A marzo 2016 il deputato Adriano Zaccagnini, del Movimento democratico e progressista, ha presentato un disegno di legge sui diritti delle partorienti. Il testo si intitola “Norme per la tutela dei diritti della partoriente e del neonato e per la promozione del parto fisiologico” ed è attualmente in esame alla commissione Affari Sociali della Camera. La proposta è di trasformare la violenza ostetrica in reato.

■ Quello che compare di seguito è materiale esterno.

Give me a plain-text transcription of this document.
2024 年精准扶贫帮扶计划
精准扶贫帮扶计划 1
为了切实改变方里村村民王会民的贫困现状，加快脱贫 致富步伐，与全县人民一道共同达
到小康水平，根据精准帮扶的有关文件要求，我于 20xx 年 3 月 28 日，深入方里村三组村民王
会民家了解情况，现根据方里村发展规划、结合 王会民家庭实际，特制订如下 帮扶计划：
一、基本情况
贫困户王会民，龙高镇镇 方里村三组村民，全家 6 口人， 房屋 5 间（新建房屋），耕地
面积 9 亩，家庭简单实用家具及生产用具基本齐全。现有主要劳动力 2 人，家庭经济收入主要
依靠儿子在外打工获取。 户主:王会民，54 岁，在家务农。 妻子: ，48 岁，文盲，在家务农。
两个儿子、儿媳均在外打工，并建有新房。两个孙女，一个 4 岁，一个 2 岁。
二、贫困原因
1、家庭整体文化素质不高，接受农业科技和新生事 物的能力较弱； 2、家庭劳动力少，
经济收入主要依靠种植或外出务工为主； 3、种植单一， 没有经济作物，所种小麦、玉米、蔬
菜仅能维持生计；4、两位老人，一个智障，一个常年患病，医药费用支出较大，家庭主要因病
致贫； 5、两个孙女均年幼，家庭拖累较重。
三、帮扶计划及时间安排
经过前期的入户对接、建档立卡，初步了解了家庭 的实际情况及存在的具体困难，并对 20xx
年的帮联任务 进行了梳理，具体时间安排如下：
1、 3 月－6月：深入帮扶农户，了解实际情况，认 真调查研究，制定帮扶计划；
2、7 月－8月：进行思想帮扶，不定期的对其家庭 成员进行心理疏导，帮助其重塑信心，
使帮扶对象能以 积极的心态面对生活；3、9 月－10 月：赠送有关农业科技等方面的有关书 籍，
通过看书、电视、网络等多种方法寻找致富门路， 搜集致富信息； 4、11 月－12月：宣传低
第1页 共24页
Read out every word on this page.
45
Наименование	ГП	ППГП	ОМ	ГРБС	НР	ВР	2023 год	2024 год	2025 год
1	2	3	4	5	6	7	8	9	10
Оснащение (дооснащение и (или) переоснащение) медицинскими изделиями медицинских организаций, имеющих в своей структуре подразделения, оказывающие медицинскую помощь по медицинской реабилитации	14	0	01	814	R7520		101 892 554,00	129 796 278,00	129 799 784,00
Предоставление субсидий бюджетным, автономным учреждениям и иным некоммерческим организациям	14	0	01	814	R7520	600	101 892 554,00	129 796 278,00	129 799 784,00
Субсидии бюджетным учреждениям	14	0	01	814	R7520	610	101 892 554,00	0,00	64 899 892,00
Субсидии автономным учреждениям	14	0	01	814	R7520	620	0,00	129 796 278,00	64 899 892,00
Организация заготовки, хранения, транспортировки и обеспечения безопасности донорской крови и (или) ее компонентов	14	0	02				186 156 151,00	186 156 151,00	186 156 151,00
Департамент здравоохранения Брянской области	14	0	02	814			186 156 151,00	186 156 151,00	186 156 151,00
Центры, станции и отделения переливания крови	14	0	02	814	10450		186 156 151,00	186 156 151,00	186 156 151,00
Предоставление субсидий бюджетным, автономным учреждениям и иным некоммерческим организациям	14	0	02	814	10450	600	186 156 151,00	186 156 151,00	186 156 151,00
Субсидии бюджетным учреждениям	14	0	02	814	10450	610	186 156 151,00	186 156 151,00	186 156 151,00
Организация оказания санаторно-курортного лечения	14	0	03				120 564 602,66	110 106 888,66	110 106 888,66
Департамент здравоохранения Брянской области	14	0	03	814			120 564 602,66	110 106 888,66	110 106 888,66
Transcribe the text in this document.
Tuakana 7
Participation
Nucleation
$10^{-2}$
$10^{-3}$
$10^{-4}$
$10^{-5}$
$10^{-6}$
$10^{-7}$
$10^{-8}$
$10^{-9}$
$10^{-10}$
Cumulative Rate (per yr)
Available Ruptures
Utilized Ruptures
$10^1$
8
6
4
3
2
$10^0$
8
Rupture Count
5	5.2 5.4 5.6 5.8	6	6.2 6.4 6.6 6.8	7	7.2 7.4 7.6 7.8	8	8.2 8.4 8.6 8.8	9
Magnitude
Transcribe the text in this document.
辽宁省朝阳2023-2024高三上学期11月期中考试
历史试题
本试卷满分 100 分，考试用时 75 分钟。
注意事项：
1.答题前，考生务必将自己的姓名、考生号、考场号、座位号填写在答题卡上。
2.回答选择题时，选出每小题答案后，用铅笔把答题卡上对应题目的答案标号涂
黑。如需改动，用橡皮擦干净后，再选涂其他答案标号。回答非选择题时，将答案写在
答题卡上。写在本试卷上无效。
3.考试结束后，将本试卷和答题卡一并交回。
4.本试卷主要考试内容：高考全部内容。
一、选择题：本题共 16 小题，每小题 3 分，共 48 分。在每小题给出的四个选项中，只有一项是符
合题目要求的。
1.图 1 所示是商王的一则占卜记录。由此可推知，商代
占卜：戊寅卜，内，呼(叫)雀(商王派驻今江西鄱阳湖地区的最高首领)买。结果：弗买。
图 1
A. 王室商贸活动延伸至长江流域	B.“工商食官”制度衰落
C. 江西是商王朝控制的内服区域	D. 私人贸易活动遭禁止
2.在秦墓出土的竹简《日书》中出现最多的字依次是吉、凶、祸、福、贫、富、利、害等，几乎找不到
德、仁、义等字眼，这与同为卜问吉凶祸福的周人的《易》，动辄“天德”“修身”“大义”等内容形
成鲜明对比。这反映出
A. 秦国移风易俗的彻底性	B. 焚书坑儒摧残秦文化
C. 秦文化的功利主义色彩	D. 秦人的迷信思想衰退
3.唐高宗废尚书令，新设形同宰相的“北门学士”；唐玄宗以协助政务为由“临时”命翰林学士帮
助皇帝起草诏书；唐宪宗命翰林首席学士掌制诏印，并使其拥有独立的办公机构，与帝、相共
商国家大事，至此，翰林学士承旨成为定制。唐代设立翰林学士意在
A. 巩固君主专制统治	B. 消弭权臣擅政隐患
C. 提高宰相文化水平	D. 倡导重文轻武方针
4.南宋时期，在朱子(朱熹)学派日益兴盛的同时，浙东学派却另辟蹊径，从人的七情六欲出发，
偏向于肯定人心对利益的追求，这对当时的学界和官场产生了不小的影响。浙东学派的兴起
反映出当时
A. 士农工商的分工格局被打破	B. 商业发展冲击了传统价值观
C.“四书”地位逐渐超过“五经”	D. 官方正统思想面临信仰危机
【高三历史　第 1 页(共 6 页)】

Nell’attesa che la legge si adegui, sono diverse le organizzazioni di mamme che, anche se nate con scopi differenti, sono intervenute contro questo tipo di violenza. Michela Cericco è presidente dell’associazione La Goccia Magica Onlus, nata allo scopo di assistere le neomamme per un corretto allattamento, attraverso incontri e dialoghi tra mamme “da pari a pari”. “Parlando con le neomamme le volontarie della nostra associazione sono diventate delle ‘sentinelle’”, ha spiegato Cericco durante la conferenza stampa per la presentazione dell’indagine.

“Per capire se una mamma ha subito violenza ostetrica basta guardare come cammina nei giorni successivi al parto, o vedere se fa fatica a posare il bambino nella culla a causa delle costole rotte”. La Goccia Magica Onlus, che ha finanziato l’indagine contraendo un debito con altre associazioni, ha lanciato una raccolta fondi per restituire quanto preso in prestito e proseguire con nuovi progetti contro la violenza ostetrica.

Anche l’associazione CiaoLapo Onlus, che offre supporto a chiunque abbia appena perso un figlio durante la gravidanza o dopo la nascita, ha contribuito a finanziare la ricerca. La sua presidente, Caludia Ravaldi è un medico psichiatra e ha vissuto in prima persona l’esperienza traumatica del parto di un bambino nato morto. “Spesso chi si rivolge alla nostra associazione, oltre al trauma della perdita, ha vissuto anche quello delle pratiche durante il parto”, spiega Ravaldi. “È vero, spesso le donne superano la violenza ostetrica da sole, ma a che prezzo? Alcuni studi mostrano che le donne che hanno subito dei maltrattamenti durante il parto hanno il doppio della possibilità di ammalarsi di depressione post parto”.

“Queste donne devono però capire che se hai subito un’episiotomia non è colpa tua. Non è neanche colpa del medico. Il problema è la mancanza di comunicazione reciproca”.

Sul punto concorda anche il senatore di Italia dei Valori Maurizio Romani, che è anche un ginecologo. “Si tratta di un errore della classe medica e del legislatore”, ha spiegato. “È una questione di fiducia tra medico e paziente. Bisogna mettere la partoriente al centro, non la patologia, anche perché si tratta di una gravidanza, che non è una malattia”.